This is the first post in a series I did on the topic of the communist party. Originally, this particular post was essentially taken word for word from the notes I wrote in preparation for the debate in IRC on the topic of the party. However, I have since given it a minor update to provide for greater consistency and also to present the issue in a less static form.
The “party question” is one of the “burning questions of our movement,” to borrow a phrase from Lenin, and therefore the need to address it is great. However, we cannot look at the development of parties in moralist terms — that is, what kind of approach fits in with our own preconceived opinions and feelings — but only from a Marxist standpoint, i.e. from a materialist understanding of society and class forces. From this standpoint we must ask: how does the proletarian class party develop in a capitalist society? And from then we must move on: what is the relation of this class party to the non-party masses of the class?

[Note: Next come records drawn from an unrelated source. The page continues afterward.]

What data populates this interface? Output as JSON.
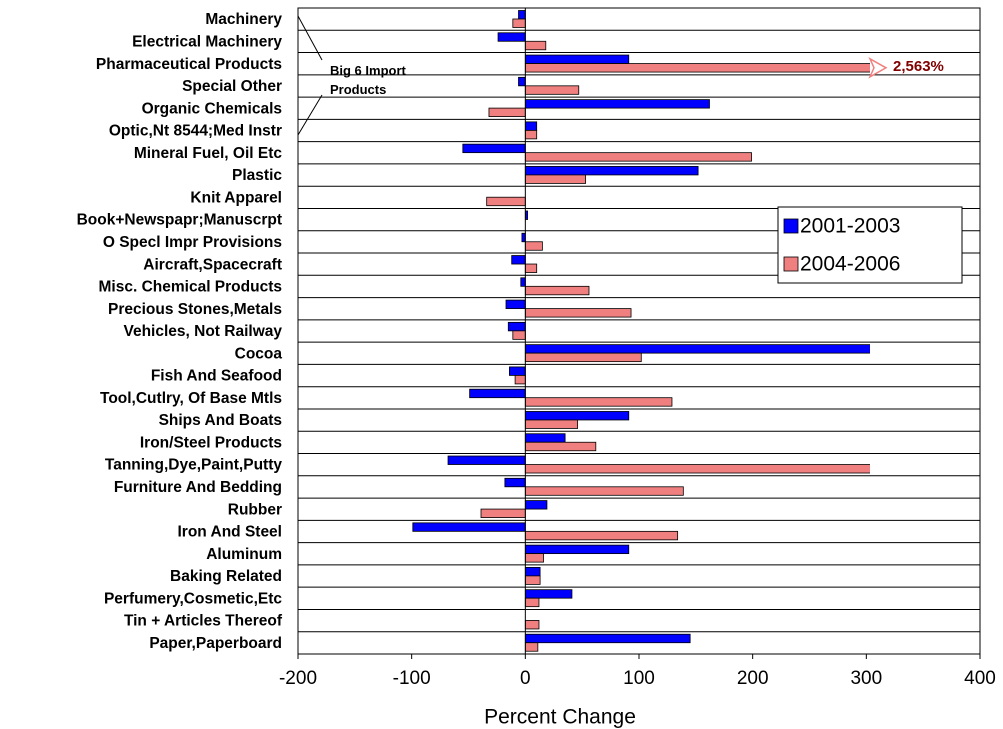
{
  "chart_data": {
    "type": "bar",
    "orientation": "horizontal",
    "categories": [
      "Machinery",
      "Electrical Machinery",
      "Pharmaceutical Products",
      "Special Other",
      "Organic Chemicals",
      "Optic,Nt 8544;Med Instr",
      "Mineral Fuel, Oil Etc",
      "Plastic",
      "Knit Apparel",
      "Book+Newspapr;Manuscrpt",
      "O Specl Impr Provisions",
      "Aircraft,Spacecraft",
      "Misc. Chemical Products",
      "Precious Stones,Metals",
      "Vehicles, Not Railway",
      "Cocoa",
      "Fish And Seafood",
      "Tool,Cutlry, Of Base Mtls",
      "Ships And Boats",
      "Iron/Steel Products",
      "Tanning,Dye,Paint,Putty",
      "Furniture And Bedding",
      "Rubber",
      "Iron And Steel",
      "Aluminum",
      "Baking Related",
      "Perfumery,Cosmetic,Etc",
      "Tin + Articles Thereof",
      "Paper,Paperboard"
    ],
    "series": [
      {
        "name": "2001-2003",
        "color": "#0000ff",
        "values": [
          -6,
          -24,
          91,
          -6,
          162,
          10,
          -55,
          152,
          0,
          2,
          -3,
          -12,
          -4,
          -17,
          -15,
          329,
          -14,
          -49,
          91,
          35,
          -68,
          -18,
          19,
          -99,
          91,
          13,
          41,
          0,
          145
        ]
      },
      {
        "name": "2004-2006",
        "color": "#f08080",
        "values": [
          -11,
          18,
          2563,
          47,
          -32,
          10,
          199,
          53,
          -34,
          0,
          15,
          10,
          56,
          93,
          -11,
          102,
          -9,
          129,
          46,
          62,
          341,
          139,
          -39,
          134,
          16,
          13,
          12,
          12,
          11
        ],
        "value_labels": [
          null,
          null,
          "2,563%",
          null,
          null,
          null,
          null,
          null,
          null,
          null,
          null,
          null,
          null,
          null,
          null,
          null,
          null,
          null,
          null,
          null,
          null,
          null,
          null,
          null,
          null,
          null,
          null,
          null,
          null
        ]
      }
    ],
    "annotation": "Big 6 Import Products",
    "x_label": "Percent Change",
    "xlim": [
      -200,
      400
    ],
    "xticks": [
      -200,
      -100,
      0,
      100,
      200,
      300,
      400
    ],
    "legend": "right"
  }
}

On an entirely abstract level we can say that through the class struggle with the bourgeoisie, the proletariat acquires a consciousness of its own and formulates a revolutionary opposition to its exploiters and the system which exploits it. This, however, is a false formula which needs throwing out; it is a crude mechanistic view which fails to take in more than one factor. In the real social world, we see that this is obviously not the case. There may be a rise in class consciousness and “anti-capitalist” sentiments in the heat of a struggle, but this generally dies down. How many of the Spanish miners will remain this militant after the strike? Very few, it must be said. This is because a revolutionary consciousness does not arise from momentary opposition to capital or the state in various individual struggles, but from the reflection and connection of these struggles and the recognition of the struggle between proletariat and bourgeoisie and the following revolutionary position against the bourgeoisie. The mystifications of bourgeois ideology regarding the very nature of capitalism and also the bourgeois lies of democracy and “popular government,” for the most part, prevent this from happening; the minority of the class which does manage to break through this “barrier” of capitalist ideology is nothing other than the proletarian vanguard, the most militant and class-conscious workers who push the rest forward.